“Everything will be better then,” Dara said. “Everything.”
* * *
*
You wanted this,” Charlie reminded her later. “It’s only been a few days.”
“You wanted this,” Dara reminded him. “And then we all did.”
* * *
*
Maybe it was because he was always there, the contractor. And you always knew it, whether he was shouting instructions to Benny and Gaspar (“Get that hot mud, it shapes up nice and quick”) or enmeshed in one of his long phone calls conducted as he sat on the open windowsill or paced the entrance area (“So I told her, put it in an envelope if it looks that good . . .”), his wheezing laugh echoing through every studio.
And then the meal times, delivery boys streaming in and out, their faces red from the chill, delivering greasy breakfast sandwiches, submarines for lunch, the mid-afternoon pizza whose oily smell made all the students sick with disgust and longing.
The students staring with such yearning, half of them subsisting on strange diets Dara did not support—lettuce leaves with hot sauce, cotton balls coated with ranch.
* * *
*
There was no time for distractions. The growing Nutcracker pressures, the urgency on the students’ faces—it was consuming, and Dara could hear their mother’s voice in her head. Never forget, ma chère, each year is someone’s first Nutcracker. Then adding, If you can give them that, you have them for life.
Dara knew it was true. She still remembered every exquisite detail of her first year dancing in it, four years old, playing one of the Kingdom of Sweets Polichinelles, the dozen little clowns who pop loose—surprise!—from under Mother Ginger’s giant hoop skirt to the audience’s delighted gasps.
How, for so long, it seemed—though it was surely less than a minute—she scurried blindly beneath Mother’s hoops, crinolines hot against her face, hidden from the audience but feeling their presence, their anticipation.
How she could barely breathe, how she couldn’t wait to burst out, leaping forward and bounding across the stage, drunk from the escape, and, somehow, from that captivity.
* * *
*
It just breaks my heart,” Mr. Lesterio said, furrowing his brow.
Dara hadn’t even noticed him standing in the doorway. She’d been lost in concentration, watching his son Corbin, feet like sparrow wings, as he practiced his pas de chat, his knees apart, legs high.
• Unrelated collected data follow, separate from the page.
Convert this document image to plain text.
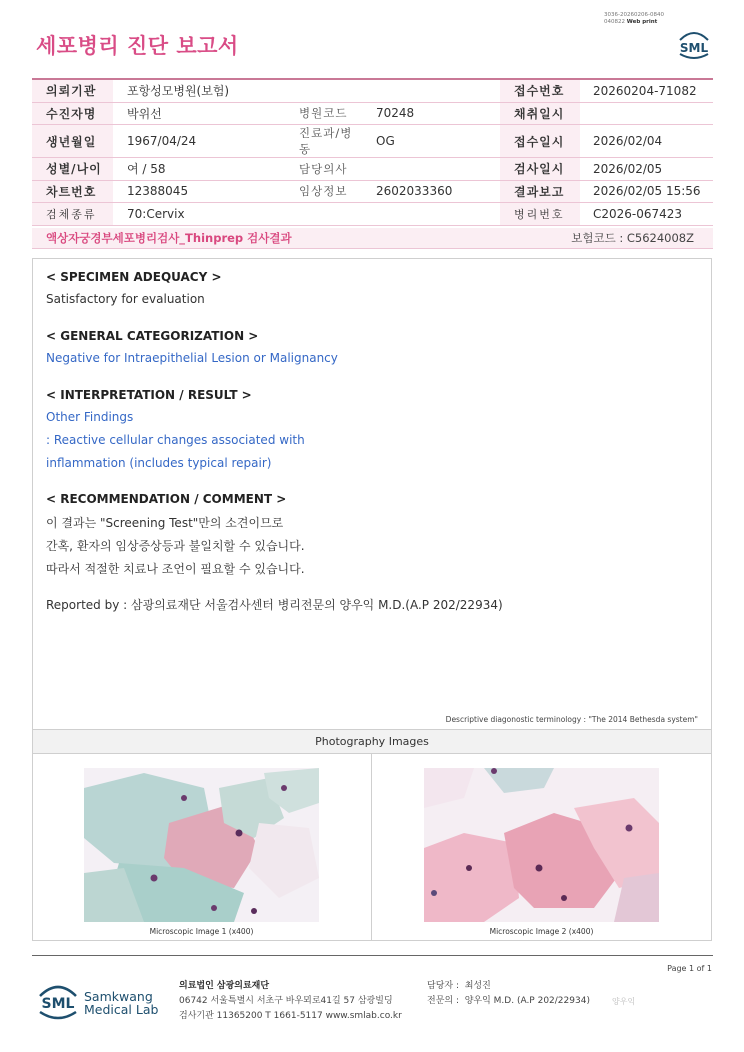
세포병리 진단 보고서
3036-20260206-0840
040822 Web print
SML
의뢰기관	포항성모병원(보험)			접수번호	20260204-71082
수진자명	박위선	병원코드	70248	채취일시	
생년월일	1967/04/24	진료과/병동	OG	접수일시	2026/02/04
성별/나이	여 / 58	담당의사		검사일시	2026/02/05
차트번호	12388045	임상정보	2602033360	결과보고	2026/02/05 15:56
검체종류	70:Cervix			병리번호	C2026-067423
액상자궁경부세포병리검사_Thinprep 검사결과	보험코드 : C5624008Z
< SPECIMEN ADEQUACY >
Satisfactory for evaluation
< GENERAL CATEGORIZATION >
Negative for Intraepithelial Lesion or Malignancy
< INTERPRETATION / RESULT >
Other Findings
: Reactive cellular changes associated with
inflammation (includes typical repair)
< RECOMMENDATION / COMMENT >
이 결과는 "Screening Test"만의 소견이므로
간혹, 환자의 임상증상등과 불일치할 수 있습니다.
따라서 적절한 치료나 조언이 필요할 수 있습니다.
Reported by : 삼광의료재단 서울검사센터 병리전문의 양우익 M.D.(A.P 202/22934)
Descriptive diagonostic terminology : "The 2014 Bethesda system"
Photography Images
Microscopic Image 1 (x400)	Microscopic Image 2 (x400)
Page 1 of 1
SML Samkwang
Medical Lab
의료법인 삼광의료재단
06742 서울특별시 서초구 바우뫼로41길 57 삼광빌딩
검사기관 11365200 T 1661-5117 www.smlab.co.kr
담당자 : 최성진
전문의 : 양우익 M.D. (A.P 202/22934)	양우익
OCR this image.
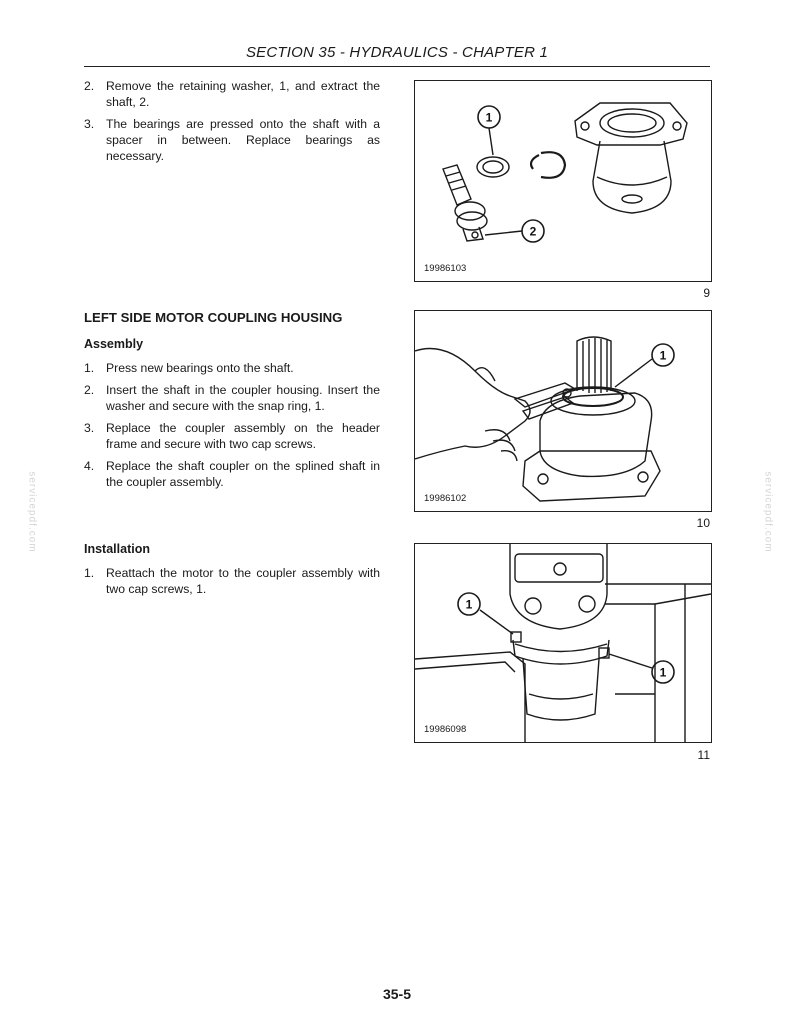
SECTION 35 - HYDRAULICS - CHAPTER 1
2. Remove the retaining washer, 1, and extract the shaft, 2.
3. The bearings are pressed onto the shaft with a spacer in between. Replace bearings as necessary.
LEFT SIDE MOTOR COUPLING HOUSING
Assembly
1. Press new bearings onto the shaft.
2. Insert the shaft in the coupler housing. Insert the washer and secure with the snap ring, 1.
3. Replace the coupler assembly on the header frame and secure with two cap screws.
4. Replace the shaft coupler on the splined shaft in the coupler assembly.
Installation
1. Reattach the motor to the coupler assembly with two cap screws, 1.
1
2
19986103
9
1
19986102
10
1
1
19986098
11
servicepdf.com	servicepdf.com
35-5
“The guys on the soccer team found out,” Mr. Lesterio said discreetly. “They call him Dancing Queen. That’s the nicest thing they call him.”
“He really shouldn’t be playing soccer,” Dara said. “He’s our Nutcracker Prince. He could injure himself.”
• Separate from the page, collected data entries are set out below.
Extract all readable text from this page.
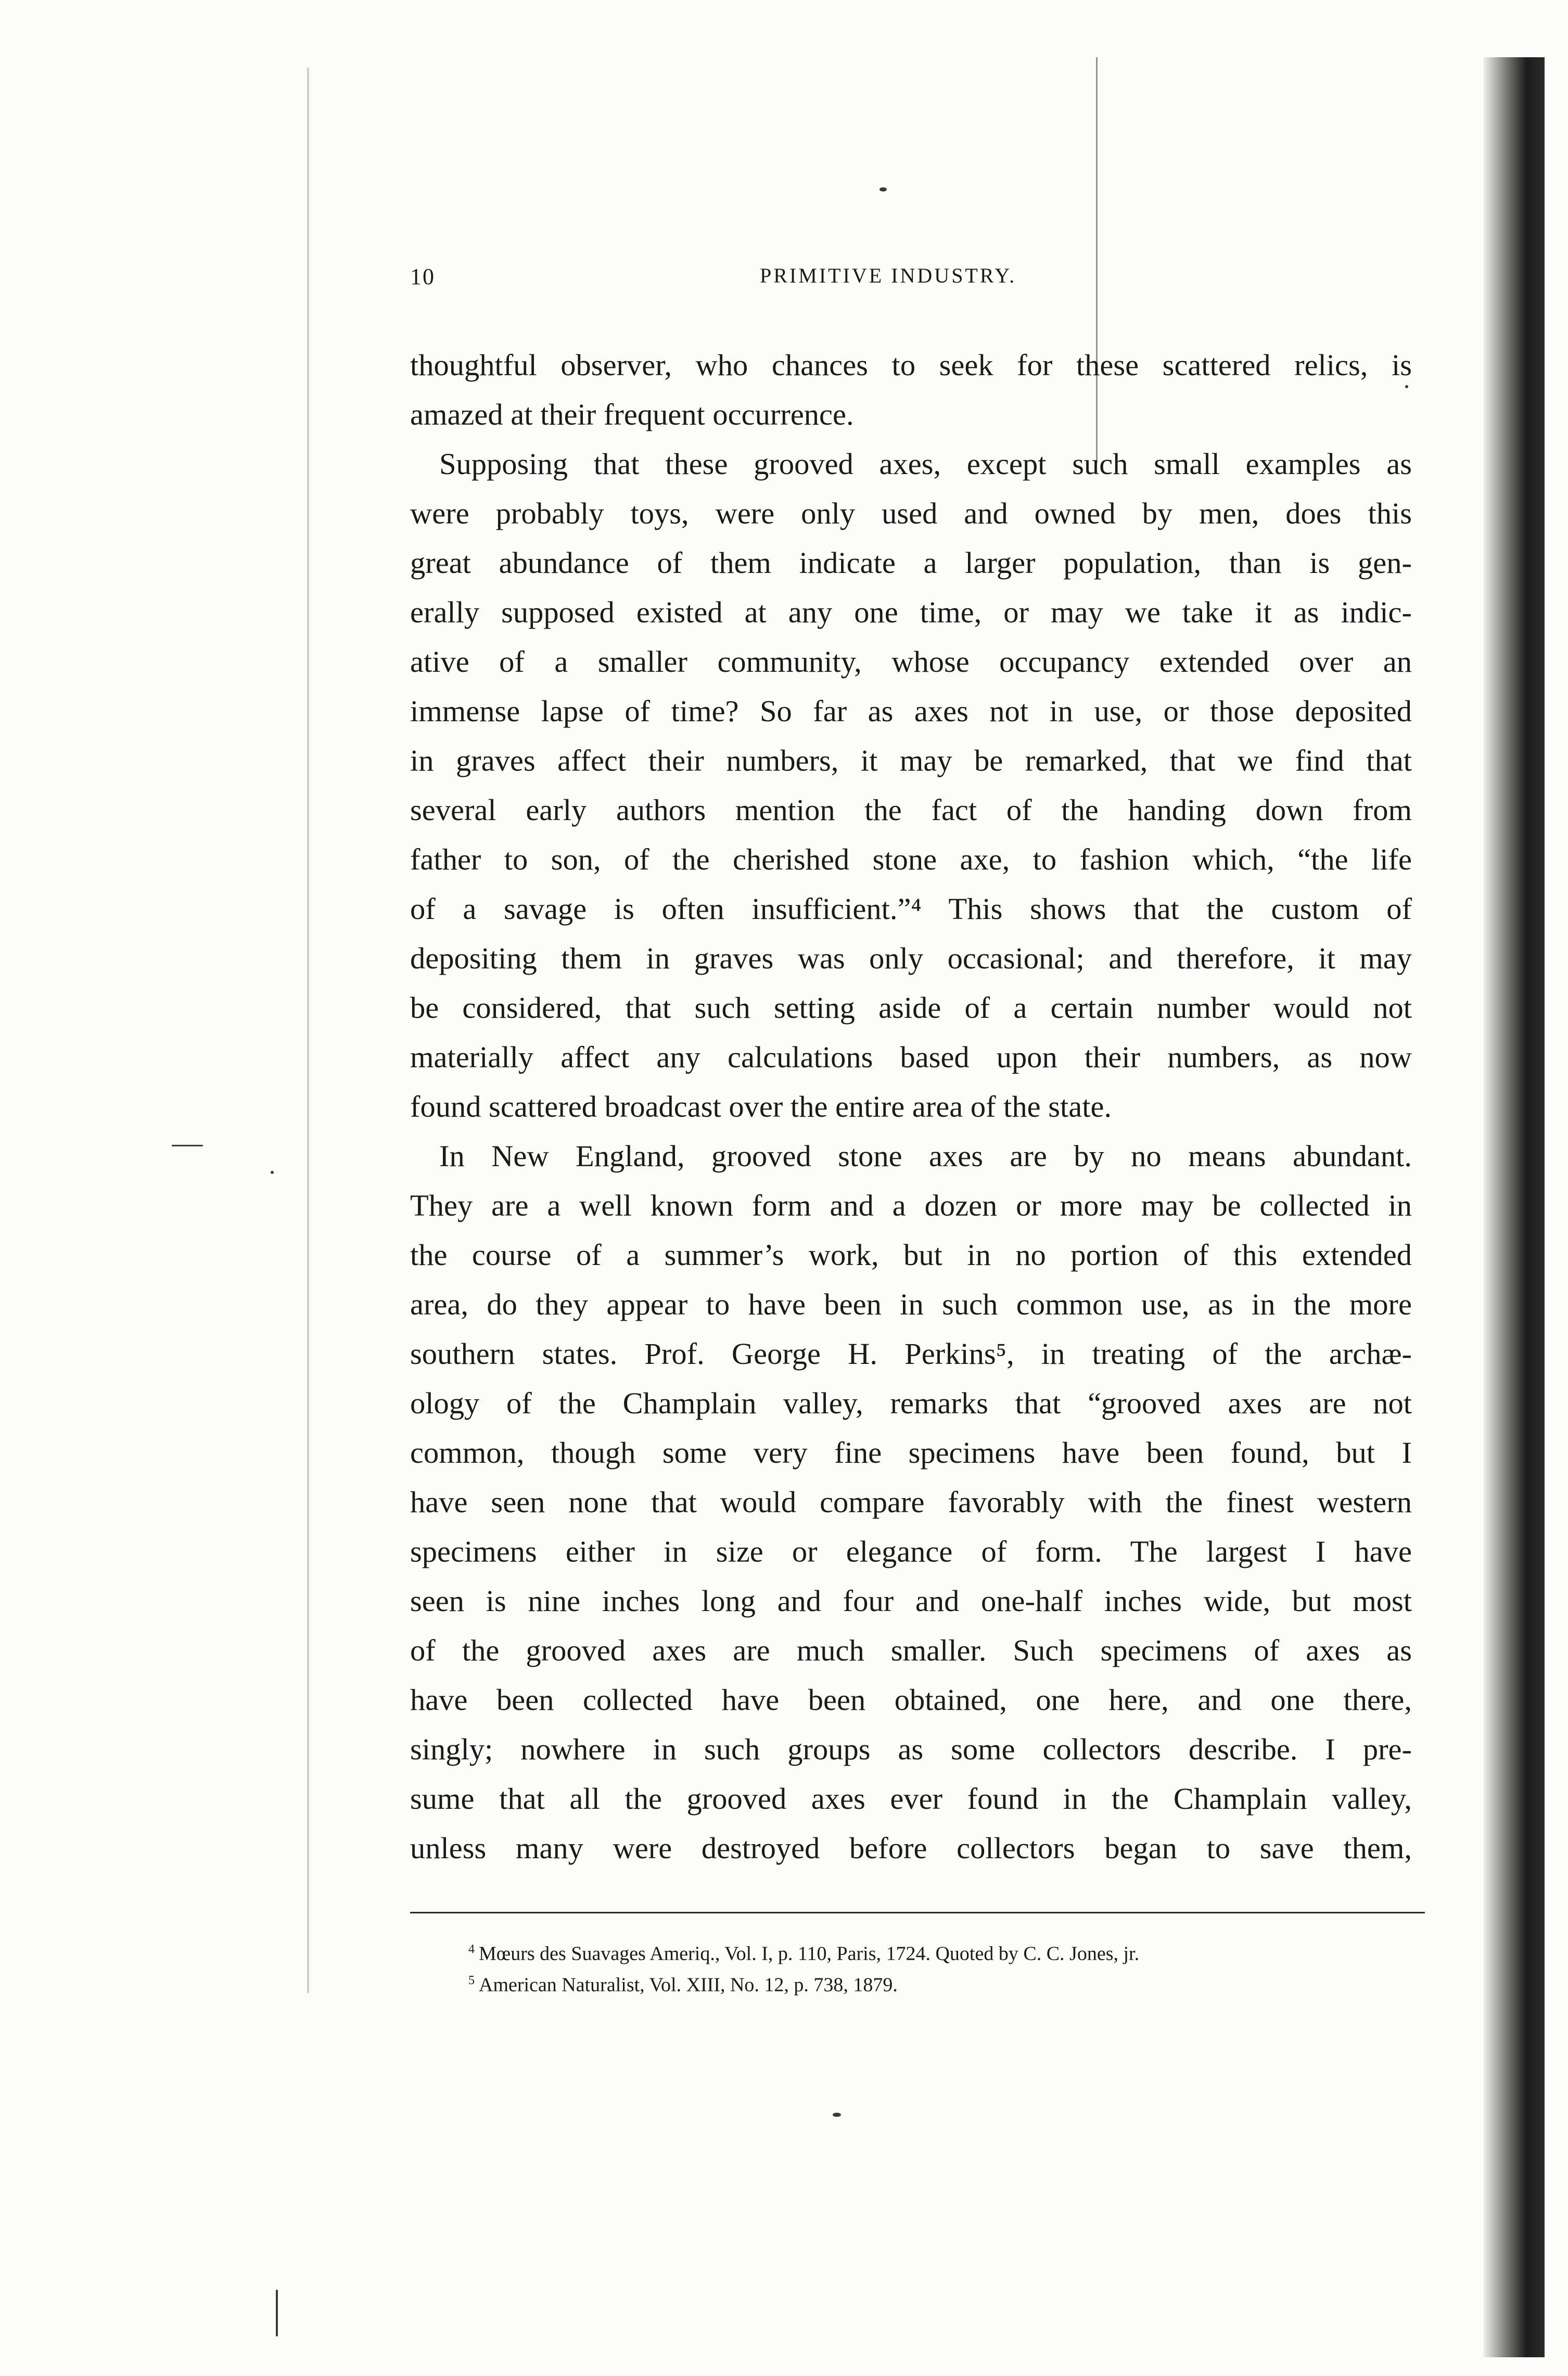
10	PRIMITIVE INDUSTRY.
thoughtful observer, who chances to seek for these scattered relics, is
amazed at their frequent occurrence.
Supposing that these grooved axes, except such small examples as
were probably toys, were only used and owned by men, does this
great abundance of them indicate a larger population, than is gen-
erally supposed existed at any one time, or may we take it as indic-
ative of a smaller community, whose occupancy extended over an
immense lapse of time? So far as axes not in use, or those deposited
in graves affect their numbers, it may be remarked, that we find that
several early authors mention the fact of the handing down from
father to son, of the cherished stone axe, to fashion which, “the life
of a savage is often insufficient.”⁴ This shows that the custom of
depositing them in graves was only occasional; and therefore, it may
be considered, that such setting aside of a certain number would not
materially affect any calculations based upon their numbers, as now
found scattered broadcast over the entire area of the state.
In New England, grooved stone axes are by no means abundant.
They are a well known form and a dozen or more may be collected in
the course of a summer’s work, but in no portion of this extended
area, do they appear to have been in such common use, as in the more
southern states. Prof. George H. Perkins⁵, in treating of the archæ-
ology of the Champlain valley, remarks that “grooved axes are not
common, though some very fine specimens have been found, but I
have seen none that would compare favorably with the finest western
specimens either in size or elegance of form. The largest I have
seen is nine inches long and four and one-half inches wide, but most
of the grooved axes are much smaller. Such specimens of axes as
have been collected have been obtained, one here, and one there,
singly; nowhere in such groups as some collectors describe. I pre-
sume that all the grooved axes ever found in the Champlain valley,
unless many were destroyed before collectors began to save them,
$^4$ Mœurs des Suavages Ameriq., Vol. I, p. 110, Paris, 1724. Quoted by C. C. Jones, jr.
$^5$ American Naturalist, Vol. XIII, No. 12, p. 738, 1879.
Mr. Lesterio shook his head, curling his hands around his coffee thermos. It wasn’t the response he’d expected. Dara thought about what Charlie always said, about softening her tone with the parents. Their mother never had, she’d remind him.
“Ms. Durant, you have to understand,” Mr. Lesterio was saying as Corbin, distracted, was watching them both now, stuttering through his glissade. “I lettered in four sports and spent two years in the U.S. Army Reserve.”
“If he were injured in a game,” Dara said, “you’d never forgive yourself.”
You must be firm, their mother always said about parents, or they will dominate you.
Mr. Lesterio didn’t say anything for a moment.
They both looked as Corbin landed, sweeping his hair from his eyes as a pink frill of girls in the back of the room snuck glances, whispering behind their hands.
“It embarrasses him,” Mr. Lesterio said, nearly under his breath. “Being looked at like that.”
“He wouldn’t be dancing if he didn’t want to be looked at,” Dara said.
But of course Corbin—his fine features and frame, the way he moved—would have been noticed anywhere, under any circumstances. Those things, however, fathers were blind to.
“Every day,” Mr. Lesterio said, cradling the thermos now, holding it close to his chest, “I expect him to come home and say, I can’t take the pink anymore.”
Dara looked at him. “Don’t count on it.”
* * *
*
You showed him,” someone said, low and intimate.
Dara, standing at the barre, looked in the mirror and there was Derek the contractor, emerging from Studio B, running his hand through his dark scrubby hair.
“I can’t take the pink anymore,” Derek said, imitating Mr. Lesterio’s gruff tone, his squeamishness. “Get a load of that.”